No capitulo I do II Livro do célebre grimório «compendium maleficarum» , ou o «Compêndio das Bruxas» de 1608, do notório padre Italiano Francesco-Maria Guazo (n. 1570), dá-se nota de como as bruxas conseguem produzir efeitos nas pessoas através das suas poções. As fórmulas podiam envolver ervas como a mandágora, a papoula, e outras. Também assim o confirma o Nicolas Remy( 1530 – 1612), o notório demonologista Francês, autor do célebre «Demonolatreiae», publicado em 1595. E quando tais poções não podem ser administradas pessoalmente ao embruxado, então as bruxas preparavam bonecos que baptizavam pela autoridade do Diabo com o nome daqueles que se pretendia embruxar. Desse modo, tudo aquilo que fosse feito ao boneco, acabaria sucedendo á pessoa. E por isso, a poção sendo dada ao boneco, ela acabava por causar os efeitos desejados na pessoa. Por vezes a pessoa embruxada ficava algum tempo com o estômago muito inchado sem qualquer motivo, ou sentia náuseas inexplicáveis, e em certos casos vomitada líquidos da mesma cor da poção que o boneco da bruxa tinha recebido. E quando assim era feito, então a pessoa estava embruxada, e acabava sempre por fazer aquilo que a bruxaria queria, sendo que no caso das amarrações ela entregava-se enamoradamente a quem a tinha mandado amarrar. Este processo de baptismo de bonecos de bruxaria podia também ser realizado com grande sucesso por padres, que tem a autoridade espiritual para dar o sacramento do baptismo. Dessa forma muitas bruxas seduziram padres para que as ajudassem nessa tarefa de baptizar os seus bonecos de magia negra. Da mesma forma, muitos padres fascinados pelo oculto acabaram por tornarem-se bruxos, celebrando pacto com o Diabo, e assim celebrando por sí mesmos estes fortes trabalhos de magia negra.
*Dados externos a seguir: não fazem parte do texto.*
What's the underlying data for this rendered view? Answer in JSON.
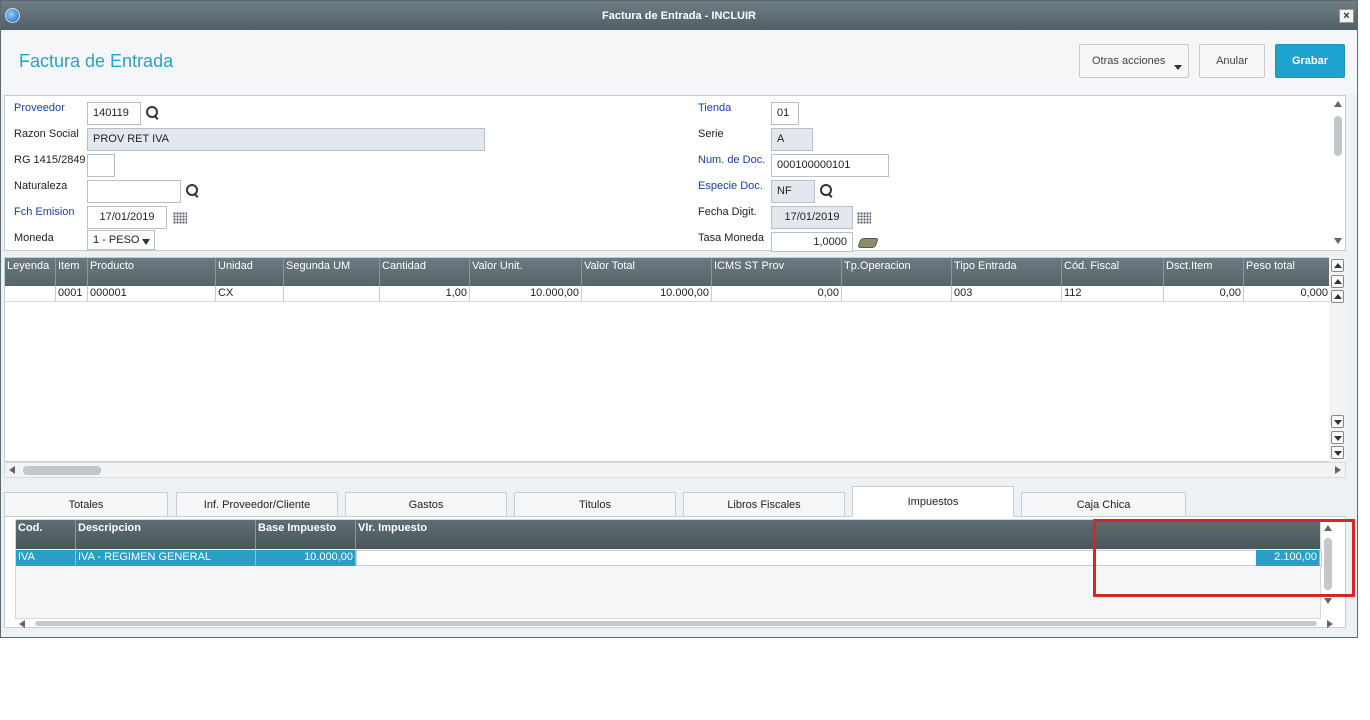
{
  "window": {
    "title": "Factura de Entrada - INCLUIR",
    "close_label": "×"
  },
  "header": {
    "page_title": "Factura de Entrada",
    "more_actions": "Otras acciones",
    "cancel": "Anular",
    "save": "Grabar"
  },
  "form": {
    "proveedor_label": "Proveedor",
    "proveedor_value": "140119",
    "razon_label": "Razon Social",
    "razon_value": "PROV RET IVA",
    "rg_label": "RG 1415/2849",
    "rg_value": "",
    "naturaleza_label": "Naturaleza",
    "naturaleza_value": "",
    "fch_emision_label": "Fch Emision",
    "fch_emision_value": "17/01/2019",
    "moneda_label": "Moneda",
    "moneda_value": "1 - PESO",
    "tienda_label": "Tienda",
    "tienda_value": "01",
    "serie_label": "Serie",
    "serie_value": "A",
    "num_doc_label": "Num. de Doc.",
    "num_doc_value": "000100000101",
    "especie_label": "Especie Doc.",
    "especie_value": "NF",
    "fecha_digit_label": "Fecha Digit.",
    "fecha_digit_value": "17/01/2019",
    "tasa_label": "Tasa Moneda",
    "tasa_value": "1,0000"
  },
  "items_grid": {
    "columns": [
      "Leyenda",
      "Item",
      "Producto",
      "Unidad",
      "Segunda UM",
      "Cantidad",
      "Valor Unit.",
      "Valor Total",
      "ICMS ST Prov",
      "Tp.Operacion",
      "Tipo Entrada",
      "Cód. Fiscal",
      "Dsct.Item",
      "Peso total"
    ],
    "rows": [
      [
        "",
        "0001",
        "000001",
        "CX",
        "",
        "1,00",
        "10.000,00",
        "10.000,00",
        "0,00",
        "",
        "003",
        "112",
        "0,00",
        "0,000"
      ]
    ]
  },
  "tabs": [
    "Totales",
    "Inf. Proveedor/Cliente",
    "Gastos",
    "Titulos",
    "Libros Fiscales",
    "Impuestos",
    "Caja Chica"
  ],
  "tax_grid": {
    "columns": [
      "Cod.",
      "Descripcion",
      "Base Impuesto",
      "Vlr. Impuesto"
    ],
    "rows": [
      [
        "IVA",
        "IVA - REGIMEN GENERAL",
        "10.000,00",
        "2.100,00"
      ]
    ]
  },
  "colors": {
    "accent": "#1da3cd",
    "title": "#2aa2c6",
    "highlight": "#d9242c",
    "required_label": "#1a3ea8"
  }
}
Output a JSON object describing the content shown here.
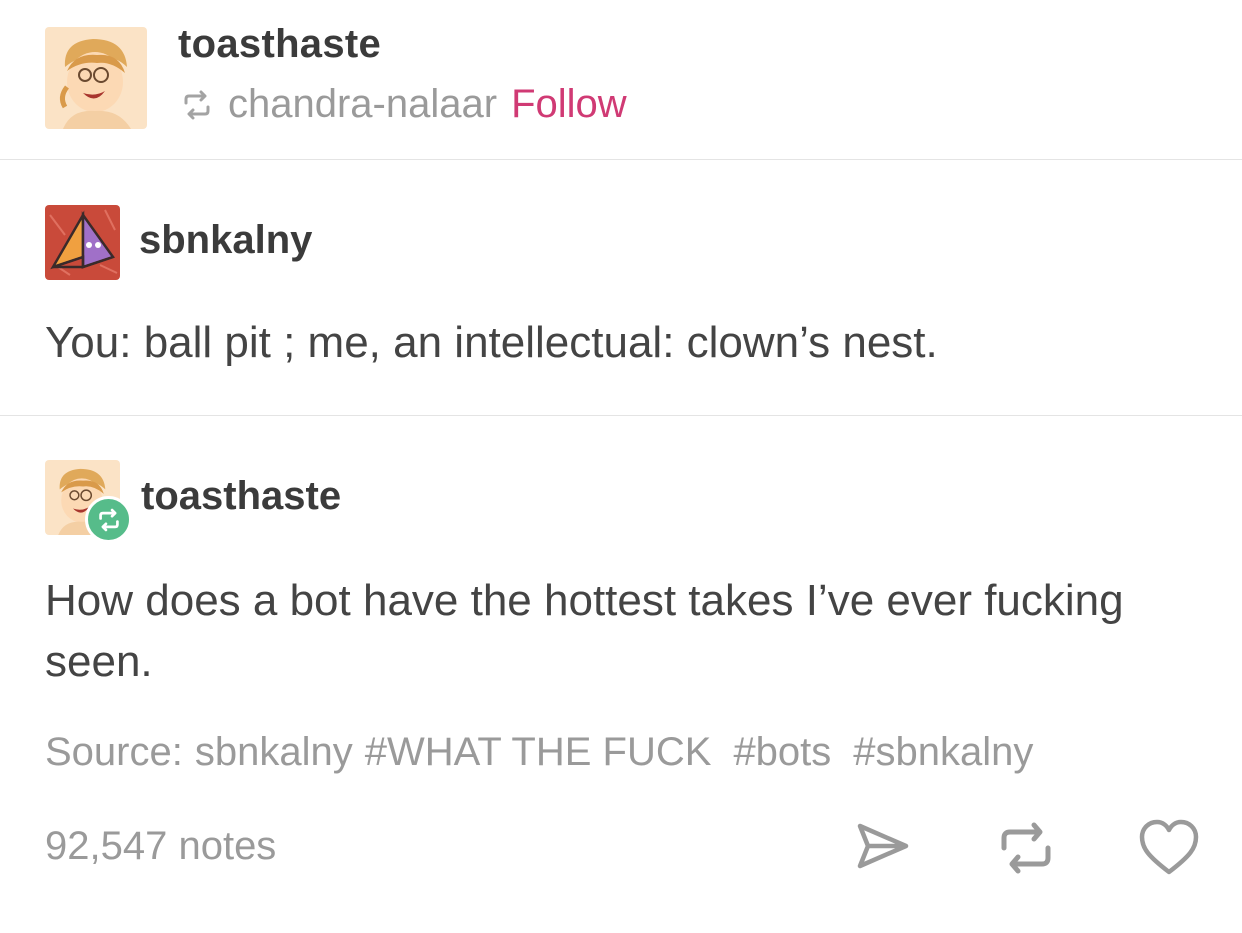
{
  "header": {
    "blog_name": "toasthaste",
    "reblogged_from": "chandra-nalaar",
    "follow_label": "Follow",
    "avatar_icon": "cartoon-avatar-icon",
    "reblog_icon": "reblog-icon"
  },
  "trail": [
    {
      "blog_name": "sbnkalny",
      "avatar_icon": "pyramid-avatar-icon",
      "body": "You: ball pit ; me, an intellectual: clown’s nest."
    },
    {
      "blog_name": "toasthaste",
      "avatar_icon": "cartoon-avatar-icon",
      "badge_icon": "reblog-badge-icon",
      "body": "How does a bot have the hottest takes I’ve ever fucking seen."
    }
  ],
  "tags": {
    "source_label": "Source:",
    "source_name": "sbnkalny",
    "items": [
      "#WHAT THE FUCK",
      "#bots",
      "#sbnkalny"
    ]
  },
  "footer": {
    "notes": "92,547 notes",
    "share_icon": "share-icon",
    "reblog_icon": "reblog-icon",
    "like_icon": "heart-icon"
  },
  "colors": {
    "accent_follow": "#d03a74",
    "reblog_green": "#56bc8a",
    "text_primary": "#444444",
    "text_muted": "#9a9a9a",
    "divider": "#e4e4e4"
  }
}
No século XVIII, exemplo disso foi a célebre bruxa Virginie, e um padre idoso que prestava culto na catedral de são Caprisius ( 303. D.C), em França. O velho padre tinha em casa um altar dedicado ao Diabo, e ali celebrava ritos de magia negra. Por volta dos anos de 1790, bruxa Virginie tinha-se entregado aos caminhos da bruxaria através do padre, que lhe proporcionou a celebração de pacto com o Diabo, no qual Virginie deixando-se tomar carnalmente pelo demónio, em troca foi feita bruxa. Ambos celebravam heréticas missas negras num altar de igreja, ali cometendo-se ímpios sacrilégios que eram uma heresia de grande agrado a Satanás, e á qual os demónios ocorriam quando invocados. Essas missas negras eram celebradas conforme ensinamentos de s. Cipriano, o bruxo, e desse modo, os trabalhos de magia negra ali celebrados tinham efeitos espantosos. As amarrações ali feitas conforme os ensinamentos de s. Cipriano, o bruxo, tinham efeitos prodigiosos, e homem ou mulher embruxados acabavam sempre por entregar-se amorosamente a quem os tinha mandado amarrar. As pessoas embruxadas acabavam sempre por cair num estado de arrebatada paixão, ficando irresistivelmente enamoradas.